The Trump era seems a sort of last hurrah for the former "Grand Old Party". Trump, McConnell and that disgrace of an Attorney General William Barr, plus a few Senators of which one could have expected more critical thinking, will have sealed their party's destiny as the dust bin, even if the country ends up able to endure a few more iterations of this grotesque version of the GOP.
The party's supporters --or are they really only Trump's rally base of supporters? it's unclear to me and I suspect some are rather the cynical upper tier of I've-got-mine tax break fans-- have tolerated a steady abandonment of principle, and now even the ditching of a coherent platform, in favor of sycophancy to and complicity with a corrosively corrupt, pseudo-populist precursor of a fascist head of state.

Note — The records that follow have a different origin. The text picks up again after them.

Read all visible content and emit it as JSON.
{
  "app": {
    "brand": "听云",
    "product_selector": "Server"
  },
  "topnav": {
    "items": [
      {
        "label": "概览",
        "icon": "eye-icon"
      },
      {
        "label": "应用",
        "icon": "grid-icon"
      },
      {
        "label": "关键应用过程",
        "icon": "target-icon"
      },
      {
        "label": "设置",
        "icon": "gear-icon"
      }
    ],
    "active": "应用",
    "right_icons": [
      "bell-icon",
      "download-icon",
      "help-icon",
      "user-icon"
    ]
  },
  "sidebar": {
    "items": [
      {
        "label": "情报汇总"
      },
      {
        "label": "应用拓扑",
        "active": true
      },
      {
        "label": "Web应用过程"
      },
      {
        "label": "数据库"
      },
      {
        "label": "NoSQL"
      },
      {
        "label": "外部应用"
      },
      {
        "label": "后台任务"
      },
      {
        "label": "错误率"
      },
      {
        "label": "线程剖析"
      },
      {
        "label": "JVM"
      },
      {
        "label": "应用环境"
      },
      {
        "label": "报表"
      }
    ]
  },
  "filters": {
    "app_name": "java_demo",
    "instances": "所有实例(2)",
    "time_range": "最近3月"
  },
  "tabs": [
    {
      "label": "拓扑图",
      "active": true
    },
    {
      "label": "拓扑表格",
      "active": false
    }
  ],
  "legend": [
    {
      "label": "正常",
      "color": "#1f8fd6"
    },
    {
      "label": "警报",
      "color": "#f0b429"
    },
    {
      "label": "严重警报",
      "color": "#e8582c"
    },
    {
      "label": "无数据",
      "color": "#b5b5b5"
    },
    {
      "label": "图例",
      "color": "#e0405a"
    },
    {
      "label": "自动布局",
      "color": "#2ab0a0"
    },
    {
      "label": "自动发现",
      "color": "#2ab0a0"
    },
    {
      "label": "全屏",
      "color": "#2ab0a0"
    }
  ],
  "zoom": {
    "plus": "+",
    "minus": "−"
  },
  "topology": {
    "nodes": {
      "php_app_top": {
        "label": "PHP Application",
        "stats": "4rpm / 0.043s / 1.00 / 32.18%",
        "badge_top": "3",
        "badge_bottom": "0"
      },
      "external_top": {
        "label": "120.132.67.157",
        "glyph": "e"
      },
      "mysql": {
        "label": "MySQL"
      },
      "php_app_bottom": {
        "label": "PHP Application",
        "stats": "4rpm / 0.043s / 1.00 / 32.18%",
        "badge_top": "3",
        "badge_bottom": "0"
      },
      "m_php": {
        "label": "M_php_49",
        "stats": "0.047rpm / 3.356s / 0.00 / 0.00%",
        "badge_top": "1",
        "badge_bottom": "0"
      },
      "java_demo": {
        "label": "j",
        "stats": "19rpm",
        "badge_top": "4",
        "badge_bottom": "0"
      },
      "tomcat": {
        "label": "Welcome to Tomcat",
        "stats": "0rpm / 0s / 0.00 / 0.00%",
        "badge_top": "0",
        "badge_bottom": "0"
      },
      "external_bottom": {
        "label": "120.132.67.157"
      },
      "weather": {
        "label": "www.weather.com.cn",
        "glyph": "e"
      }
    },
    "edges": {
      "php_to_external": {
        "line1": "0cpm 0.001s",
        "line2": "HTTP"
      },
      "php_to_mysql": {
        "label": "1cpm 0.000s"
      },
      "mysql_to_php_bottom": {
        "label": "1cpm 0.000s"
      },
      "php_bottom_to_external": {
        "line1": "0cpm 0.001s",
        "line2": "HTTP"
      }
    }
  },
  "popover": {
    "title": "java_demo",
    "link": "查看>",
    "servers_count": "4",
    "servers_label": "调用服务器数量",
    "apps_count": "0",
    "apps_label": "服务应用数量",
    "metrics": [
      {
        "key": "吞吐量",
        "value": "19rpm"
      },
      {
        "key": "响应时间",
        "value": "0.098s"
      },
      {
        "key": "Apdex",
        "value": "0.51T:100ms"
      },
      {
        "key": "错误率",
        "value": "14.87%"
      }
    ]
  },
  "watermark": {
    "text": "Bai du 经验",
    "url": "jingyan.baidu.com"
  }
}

For those who have merely suspended their critical thinking skills for short term profit, one might suggest cautionary tales of what it's like to be in the top tier as an unimpeded fascist or for that matter a third-rate tin-badged dictator begins to sort out who remains a necessary prop to continuance in power, and whose turn to be purged has arrived. Even now there are examples in Russia and China of oligarchs teetering at the brink.

As for the rest of us, we are already experiencing the downside of a self-serving government. In the midst of a global pandemic our head of state rants about not entertaining the outcome of the 2020 elections, and ignores opportunities to help lead Congress towards construction of a bipartisan second stimulus package. The lack of such support has been noted by economists, bankers, even the central bank as a threat to recovery, one that could put us to lagging for as long as a decade.

Yet the GOP tolerates this incompetent President Trump's politicization of his high office, his disdain for not only his opponent but for Americans furious at his failure to provide coherent leadership during a crisis of our public health and our fundamental needs for food and shelter. Meanwhile he relishes stirring the pots of public discord over police reform, systemic racism, the state of our international affairs, even the value of our military and intelligence providers.

On balance the country has not bought into the Trump-GOP's redefinition of American federal governance quite yet. However, the fact that a fairly steady base of about 40% of Americans have polled as continuing to support Trump all this time is more than alarming.

I do feel that that 40% of our population has either willfully detached from or never acquired any real sense of the purpose, necessity and accomplishments of our federal government despite its shortcomings. The willfully complicit with GOP excesses of unfunded tax cuts and deregulation are thus become takers and scroungers, even as they continue to chip away at both taxation and effective agency, and so they help make a mockery of true congressional and executive branch representation of American ideals per our Constitution as amended.

Wow... I managed to say all that without calling anyone a traitor. I might have saved ink and others' patience to take that shortcut. Exhausted, I return to my chores of the morning. Winter's coming whether we re-elect a rotten crew or try for a better one.